Introduction: Post-surgical pain increases patient morbidity and slows healing, particularly if narcotics are employed for pain management. Therefore the surgeon is continually looking for other means to control post-operative pain. There is a growing body of clinical evidence that pulsed electromagnetic field (PEMF) therapy can have physiologically significant effects on tissue repair. Certainly PEMF therapy has been extensively employed for the treatment of recalcitrant bone fractures and is reported as successful as the first bone graft . Recent advances in knowledge of the mechanism of PEMF effects on pain and tissue repair have allowed signals to be developed which can target the anti-inflammatory cascade involving the calmodulin (CaM) dependent nitric oxide (NO) pathway. The present study was designed to clinically assess the effect of a PEMF signal designed to modulate Ca2+ binding to calmodulin (CaM) , as a first step in the body’s response to injury or trauma. Tuning the drug-free PEMF signal for the NO cascade provides an immediate stimulus independent of pharmacokinetics since the time-varying magnetic field appears instantaneously in all compartments of the target tissue. This pilot study was designed to determine if PEMF treatment, given in addition to standard of care, could reduce postoperative discomfort and morbidity after breast reduction surgery.
Materials And Methods: Twenty healthy women, aged 27 to 59 years, who were candidates for breast reduction for medical reasons, were admitted to this double-blind, placebo-controlled randomized study. Breast reduction was performed by the same surgeon using the standard Wise or vertical incision techniques with superomedial pedicles. Patients were equally divided into active and sham groups.

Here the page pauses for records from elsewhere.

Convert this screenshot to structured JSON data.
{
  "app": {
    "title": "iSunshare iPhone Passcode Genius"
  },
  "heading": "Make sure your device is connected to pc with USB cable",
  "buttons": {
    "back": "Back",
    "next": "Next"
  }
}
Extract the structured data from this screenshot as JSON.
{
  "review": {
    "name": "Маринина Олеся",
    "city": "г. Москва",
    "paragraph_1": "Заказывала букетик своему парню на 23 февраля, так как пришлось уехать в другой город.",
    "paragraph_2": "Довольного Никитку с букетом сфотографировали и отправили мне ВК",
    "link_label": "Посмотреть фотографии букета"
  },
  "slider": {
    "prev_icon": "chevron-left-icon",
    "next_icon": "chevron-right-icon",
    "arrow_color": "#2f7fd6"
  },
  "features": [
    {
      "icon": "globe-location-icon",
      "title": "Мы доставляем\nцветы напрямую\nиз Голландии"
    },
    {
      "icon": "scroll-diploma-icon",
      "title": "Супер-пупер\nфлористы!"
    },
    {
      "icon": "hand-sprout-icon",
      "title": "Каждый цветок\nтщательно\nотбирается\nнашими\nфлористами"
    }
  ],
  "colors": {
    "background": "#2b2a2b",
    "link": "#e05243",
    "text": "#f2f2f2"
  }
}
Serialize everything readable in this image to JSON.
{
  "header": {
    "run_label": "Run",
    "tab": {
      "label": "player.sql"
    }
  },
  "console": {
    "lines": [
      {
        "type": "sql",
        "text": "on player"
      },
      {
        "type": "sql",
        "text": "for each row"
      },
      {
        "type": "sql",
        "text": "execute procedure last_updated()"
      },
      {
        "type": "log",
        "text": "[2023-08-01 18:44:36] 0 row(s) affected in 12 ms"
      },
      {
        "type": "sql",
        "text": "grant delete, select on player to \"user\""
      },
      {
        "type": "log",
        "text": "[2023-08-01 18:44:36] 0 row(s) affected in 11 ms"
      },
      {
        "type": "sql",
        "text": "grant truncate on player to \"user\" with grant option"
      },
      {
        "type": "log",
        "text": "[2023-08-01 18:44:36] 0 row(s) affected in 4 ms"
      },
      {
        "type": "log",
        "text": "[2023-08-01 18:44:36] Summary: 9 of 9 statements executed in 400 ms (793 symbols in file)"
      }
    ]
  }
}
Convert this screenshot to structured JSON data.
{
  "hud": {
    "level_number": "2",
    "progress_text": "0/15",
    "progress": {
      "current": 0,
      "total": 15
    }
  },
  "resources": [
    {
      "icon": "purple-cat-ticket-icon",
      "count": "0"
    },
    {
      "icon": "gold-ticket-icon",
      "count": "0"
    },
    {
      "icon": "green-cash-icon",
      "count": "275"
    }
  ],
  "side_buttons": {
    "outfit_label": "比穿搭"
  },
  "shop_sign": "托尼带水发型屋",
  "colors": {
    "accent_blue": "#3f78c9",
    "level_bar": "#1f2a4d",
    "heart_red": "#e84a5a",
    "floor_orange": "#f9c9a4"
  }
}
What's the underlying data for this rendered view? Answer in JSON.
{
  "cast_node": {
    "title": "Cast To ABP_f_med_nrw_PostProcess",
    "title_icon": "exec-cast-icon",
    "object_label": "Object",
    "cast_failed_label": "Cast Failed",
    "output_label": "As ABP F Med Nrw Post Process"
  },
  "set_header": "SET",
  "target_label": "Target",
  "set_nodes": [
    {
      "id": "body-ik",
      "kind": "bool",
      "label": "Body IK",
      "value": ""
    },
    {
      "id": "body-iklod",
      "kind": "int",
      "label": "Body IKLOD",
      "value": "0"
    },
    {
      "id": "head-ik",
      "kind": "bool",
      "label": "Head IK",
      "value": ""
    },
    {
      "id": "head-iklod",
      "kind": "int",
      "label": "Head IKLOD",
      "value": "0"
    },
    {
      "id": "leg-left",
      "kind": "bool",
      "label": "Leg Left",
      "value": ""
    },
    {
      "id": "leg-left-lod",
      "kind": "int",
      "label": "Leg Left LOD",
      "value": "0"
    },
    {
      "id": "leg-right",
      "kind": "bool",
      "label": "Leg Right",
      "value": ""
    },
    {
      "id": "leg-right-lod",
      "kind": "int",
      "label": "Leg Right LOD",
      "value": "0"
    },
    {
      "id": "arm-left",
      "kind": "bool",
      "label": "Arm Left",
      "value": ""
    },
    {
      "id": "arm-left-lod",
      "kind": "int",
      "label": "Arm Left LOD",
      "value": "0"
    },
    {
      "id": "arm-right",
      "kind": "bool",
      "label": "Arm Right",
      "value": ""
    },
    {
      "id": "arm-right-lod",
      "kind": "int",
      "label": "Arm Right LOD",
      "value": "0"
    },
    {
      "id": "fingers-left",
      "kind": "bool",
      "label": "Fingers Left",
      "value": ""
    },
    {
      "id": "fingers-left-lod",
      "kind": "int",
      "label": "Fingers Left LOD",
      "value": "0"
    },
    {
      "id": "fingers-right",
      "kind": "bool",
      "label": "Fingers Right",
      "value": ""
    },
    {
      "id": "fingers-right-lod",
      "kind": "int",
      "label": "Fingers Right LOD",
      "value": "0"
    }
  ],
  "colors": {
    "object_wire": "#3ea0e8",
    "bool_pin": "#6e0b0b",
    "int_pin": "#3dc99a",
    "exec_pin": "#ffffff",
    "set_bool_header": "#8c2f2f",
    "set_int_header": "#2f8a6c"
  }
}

A disposable dual coil PEMF device (Ivivi Health Sciences, Inc., Montvale, NJ), placed in the post surgical support bra normally used for all patients, was activated on transfer to the recovery stretcher. The PEMF signal, configured, a priori, to modulate Ca2+ binding to CaM, consisted of a 2 msec burst of 27.12 MHz sinusoidal waves repeating at 2 bursts/sec. Peak magnetic field was 0.05G which induced an average electric field of 32 ± 6 mV/cm in each breast. An active PEMF device automatically provided a 20 minute treatment every 4 hours for the typical treatment period of seven days post-op. Sham devices were activated in exactly the same manner as the active devices, but produced no electromagnetic field in tissue. The primary outcome measure in this study was the effect of a PEMF signal on the rate of post surgical pain reduction. Pain data was obtained using a Visual Analog Scale (VAS) which patients self-recorded throughout the overnight hospital stay and for seven days thereafter. Post operative pain medication was also monitored for each patient.
Results: A total of 19 patients were available for analysis. VAS scores were excluded for one patient who became unblinded. Mean VAS scores over the critical first 24 hour post surgical period were compared using the ratio of the score at 24 hours to the initial post-op score. The results show mean VAS decreased to 48 ± 12 % of initial value in the active group, while mean VAS increased to 129 ± 35% of initial value in the sham group. This difference was significant to P = 0.013 and represents a PEMF effect of approximately 2.7X faster pain reduction within the first 24 hours. Use of narcotic pain medication over the first 24 hours was assessed by comparing pill count for each patient. The results show mean pill count in the active group was 2.6 ± 0.7 vs 5.2 ± 0.6 in the sham group. This difference represents a concomitant PEMF effect on narcotic use of approximately 2X which was significant to P = 0.021. No adverse effects from PEMF treatment were noted in this study.
Conclusions: This randomized study suggests PEMF therapy can have a significant impact on post operative pain management. The PEMF effects reported here are similar to those reported in a randomized study on post operative pain in breast augmentation patients . The mechanism of action of PEMF signals on tissue repair is not completely elucidated. However, it is intriguing to consider that the known effects of PEMF on NO release via effects on Ca2+ binding to CaM which, in turn, activates the constitutive nitric oxide synthases (cNOS) may be applicable here. NO is a short-lived signaling molecule which is known to be involved in anti-inflammatory cascades. Thus, the observed accelerated pain relief may occur through PEMF increases in the normal anti-inflammatory process of vasodilatation. Of potentially greater importance is that increased NO production leads to increased cGMP production which cascades to the appropriate growth factor release dependent upon the stage of healing. It is thus intriguing to speculate the use of PEMF to control post surgical pain may also lead to enhanced healing. This would impact all surgical procedures and may well lead to a reduction in the cost of health care.